Kevin Richardson
Texas Campaign for the Environment

Kevin writes about the history of industrial pollution and environmental activism in 1970s Japan. In his dissertation, entitled Scientific Wastelands and Toxic Utopias: The New Environmentalism of 1970s Japan, Kevin looks at how the postwar dream of limitless economic growth sustained by scientific progress transformed into a toxic nightmare in the 1970s, producing a national "pollution crisis" that threatened to undo the nation's rapid economic ascension. Focusing on the new environmentalist movements created in the crisis, he analyzes how diverse groups of citizens contested the paradigm of unlimited growth and the monopolization of science and technology by private industrial giants as the core of their environmental activism. Kevin shows how Japanese environmentalist movements were based on rejecting economic developmentalism and mid-century utopian visions of scientific progress rather than romantic visions of nature or repudiating modern society.

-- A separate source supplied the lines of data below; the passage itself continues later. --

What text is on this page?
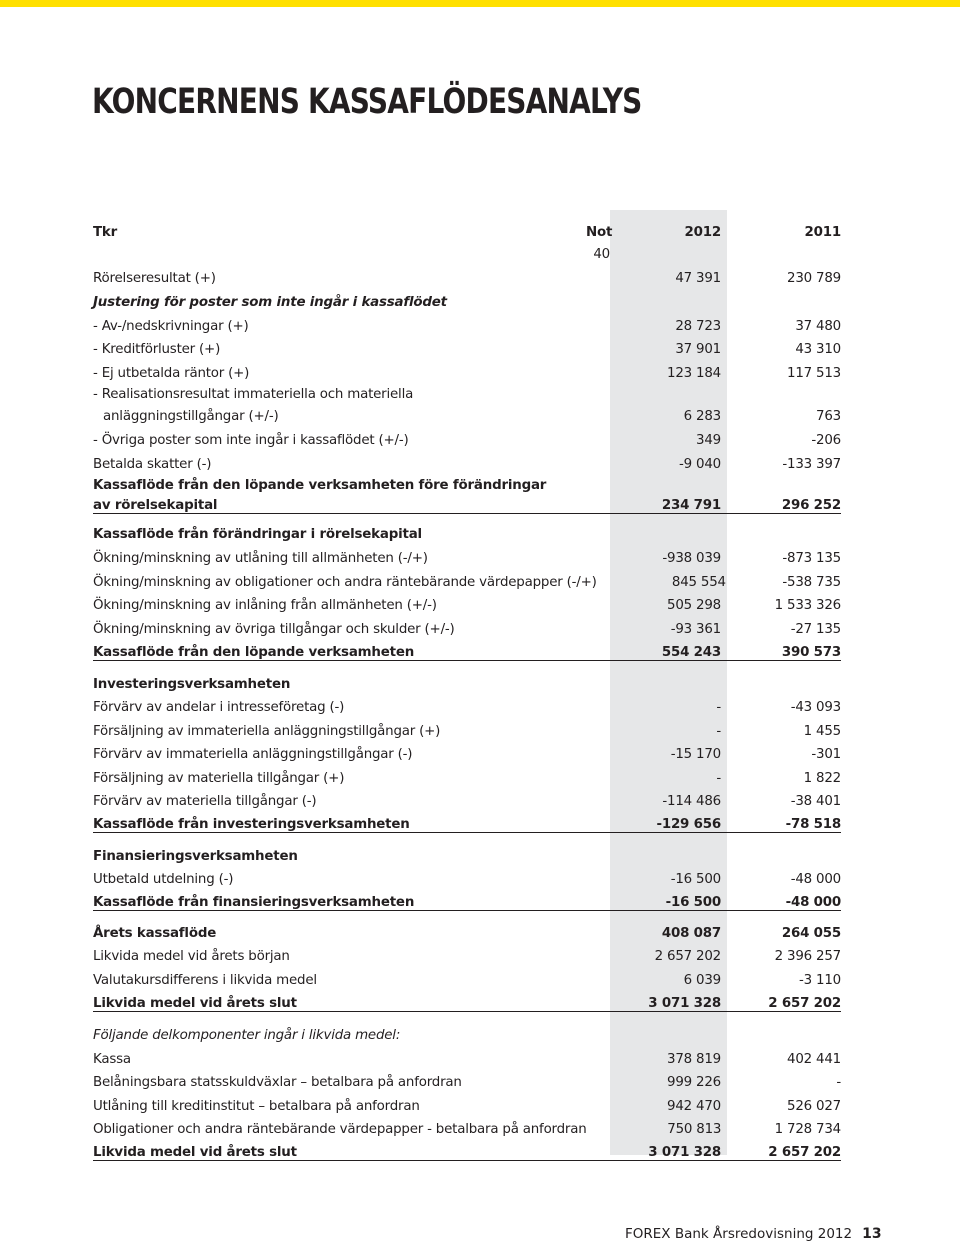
KONCERNENS KASSAFLÖDESANALYS
Tkr	Not	2012	2011
40
Rörelseresultat (+)	47 391	230 789
Justering för poster som inte ingår i kassaflödet
- Av-/nedskrivningar (+)	28 723	37 480
- Kreditförluster (+)	37 901	43 310
- Ej utbetalda räntor (+)	123 184	117 513
- Realisationsresultat immateriella och materiella
anläggningstillgångar (+/-)	6 283	763
- Övriga poster som inte ingår i kassaflödet (+/-)	349	-206
Betalda skatter (-)	-9 040	-133 397
Kassaflöde från den löpande verksamheten före förändringar
av rörelsekapital	234 791	296 252
Kassaflöde från förändringar i rörelsekapital
Ökning/minskning av utlåning till allmänheten (-/+)	-938 039	-873 135
Ökning/minskning av obligationer och andra räntebärande värdepapper (-/+)	845 554	-538 735
Ökning/minskning av inlåning från allmänheten (+/-)	505 298	1 533 326
Ökning/minskning av övriga tillgångar och skulder (+/-)	-93 361	-27 135
Kassaflöde från den löpande verksamheten	554 243	390 573
Investeringsverksamheten
Förvärv av andelar i intresseföretag (-)	-	-43 093
Försäljning av immateriella anläggningstillgångar (+)	-	1 455
Förvärv av immateriella anläggningstillgångar (-)	-15 170	-301
Försäljning av materiella tillgångar (+)	-	1 822
Förvärv av materiella tillgångar (-)	-114 486	-38 401
Kassaflöde från investeringsverksamheten	-129 656	-78 518
Finansieringsverksamheten
Utbetald utdelning (-)	-16 500	-48 000
Kassaflöde från finansieringsverksamheten	-16 500	-48 000
Årets kassaflöde	408 087	264 055
Likvida medel vid årets början	2 657 202	2 396 257
Valutakursdifferens i likvida medel	6 039	-3 110
Likvida medel vid årets slut	3 071 328	2 657 202
Följande delkomponenter ingår i likvida medel:
Kassa	378 819	402 441
Belåningsbara statsskuldväxlar – betalbara på anfordran	999 226	-
Utlåning till kreditinstitut – betalbara på anfordran	942 470	526 027
Obligationer och andra räntebärande värdepapper - betalbara på anfordran	750 813	1 728 734
Likvida medel vid årets slut	3 071 328	2 657 202
FOREX Bank Årsredovisning 2012 13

His work engages the complex negotiation between local and national-global environmental and political issues that environmentalists navigated in order to create a movement that engaged localized environmental concerns while contesting the structural politco-economic causes of ecological disruption. He pays particular attention to the roles of scientists and engineers in environmentalism who reflected on their own culpability in industrial pollution and became fierce environmental activists. Kevin considers the relevance of '70s Japanese environmentalism, which was premised on reforming economic policies as well as science and technology, to today's climate crisis.


Kevin's interests include the environmental history, science and technology studies, and the history of activism.